Late homework submissions incur penalties as follows:
- Submission is 0-24 hours late: total score is multiplied by 0.9
- Submission is 24-48 hours late: total score is multiplied by 0.8
- Submission is more than 48 hours late: total score is multiplied by the Planck constant (as measured in J·s)
NOTE: If you feel in advance that you may need an extension, contact the instructor. We can work with you if you see a scheduling problem coming, but extensions cannot be granted at or near the due date!
Your homework grade will be based on what you submit to Sakai and when you submit it.
Course storage server
The server under construction on my desk.

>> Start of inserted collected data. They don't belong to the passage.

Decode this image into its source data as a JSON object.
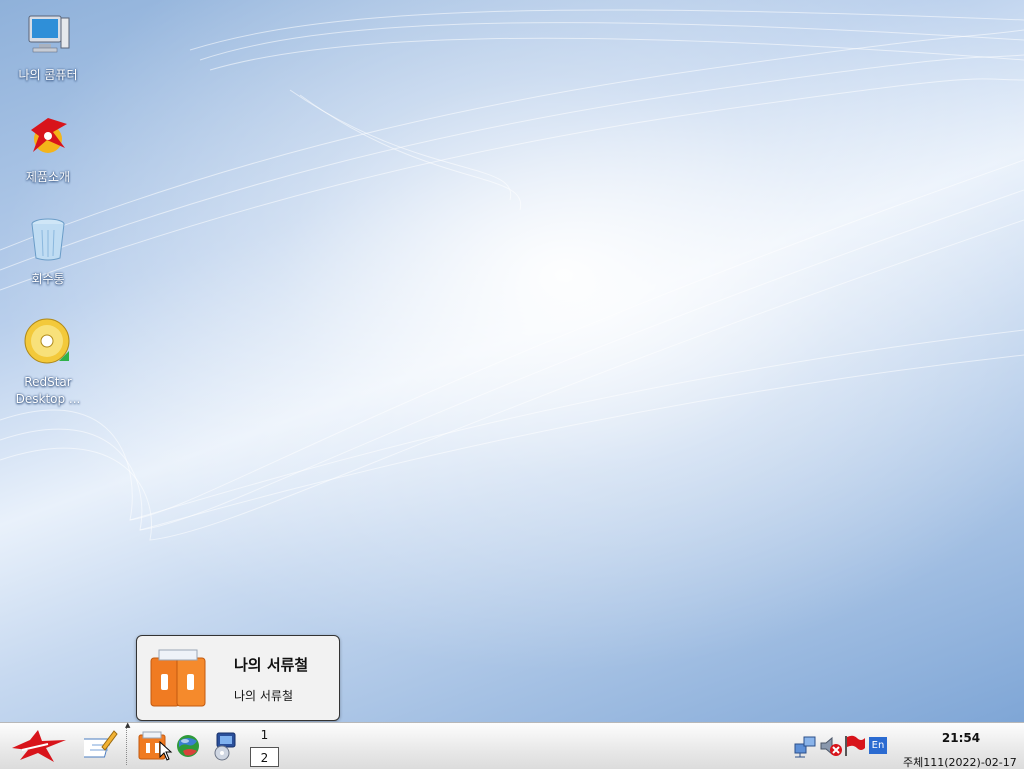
{
  "desktop": {
    "icons": [
      {
        "label": "나의 콤퓨터",
        "icon": "computer-icon"
      },
      {
        "label": "제품소개",
        "icon": "red-star-logo-icon"
      },
      {
        "label": "회수통",
        "icon": "trash-bin-icon"
      },
      {
        "label_line1": "RedStar",
        "label_line2": "Desktop ...",
        "icon": "dvd-disc-icon"
      }
    ]
  },
  "tooltip": {
    "title": "나의 서류철",
    "subtitle": "나의 서류철",
    "icon": "folder-binder-icon"
  },
  "taskbar": {
    "start_icon": "red-star-start-icon",
    "launchers": [
      "notepad-pencil-icon",
      "my-documents-icon",
      "web-browser-globe-icon",
      "media-player-icon"
    ],
    "pager": {
      "desktop1": "1",
      "desktop2": "2",
      "active": "2"
    },
    "tray_icons": [
      "network-icon",
      "volume-muted-icon",
      "flag-icon",
      "input-method-icon"
    ],
    "input_method": "En",
    "clock_time": "21:54",
    "clock_date": "주체111(2022)-02-17"
  },
  "colors": {
    "wallpaper_light": "#e9f1fb",
    "wallpaper_dark": "#7fa6d6",
    "taskbar_bg": "#e8e8e8",
    "tooltip_bg": "#f2f2f2",
    "brand_red": "#d8141b"
  }
}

A 2.5" SSD mounted in the 3.5" drive tray
with a 3D-printed adapter.
Stats:
- Processor: Quad Core Xeon Processor E5310 2x4MB Cache, 1.60GHz, 1066MHz FSB
- Memory: 2GB 667MHz (4X512MB), Single Ranked DIMMs
- Operating system: Ubuntu Linux 16.04 LTS x64
- Storage controller: PERC 5/i, x6 SAS RAID Controller Card
- Storage bays: 1x6 Backplane for 3.5-inch SAS/SATA Hard Drives
- Networking: 2x 1GbE ethernet. One uplink connected at present.
- Drives:
- [3x] Western Digital 250GB 7200rpm SATA 3Gbps 3.5-in HDD (circa 2007)
- [1x] Samsung 850 EVO SSD, SATA, 250GB (new)
- [1x] Zheino SSD, SATA, 30GB (the cheapest SSD on Amazon today)
- [1x] Sandisk USB thumb drive, 30GB (
contains the OS, not for testing! )
- Features: Redundant Power Supply, out-of-band BMC management via IPMI
Access it via SSH at storemaster.egr.duke.edu from campus or via VPN. User accounts created upon request, including root access.
Grade appeals
All regrade requests must be in writing. Email the TA with your questions. After speaking with the TA, if you still have concerns, contact the instructor.All regrade requests must be submitted to the instructor no later than 1 week after the assignment was returned to you.
Academic integrity
I take academic integrity extremely seriously. Academic misconduct will not be tolerated, and all suspected violations of the Duke Honor Code will be referred to the Office of Student Conduct (for undergraduates) or the departmental Director of Graduate Studies (for graduate students). A student found responsible for academic dishonesty faces formal disciplinary action, which may include suspension. A student twice suspended automatically faces a minimum 5-year separation from Duke University.In addition to the measures taken by the university, the affected assignment(s) will receive zero credit, or possibly -100% in egregious cases.
If you are considering this course of action, please see me instead, and we can work something out! I want every student in my course to be successful.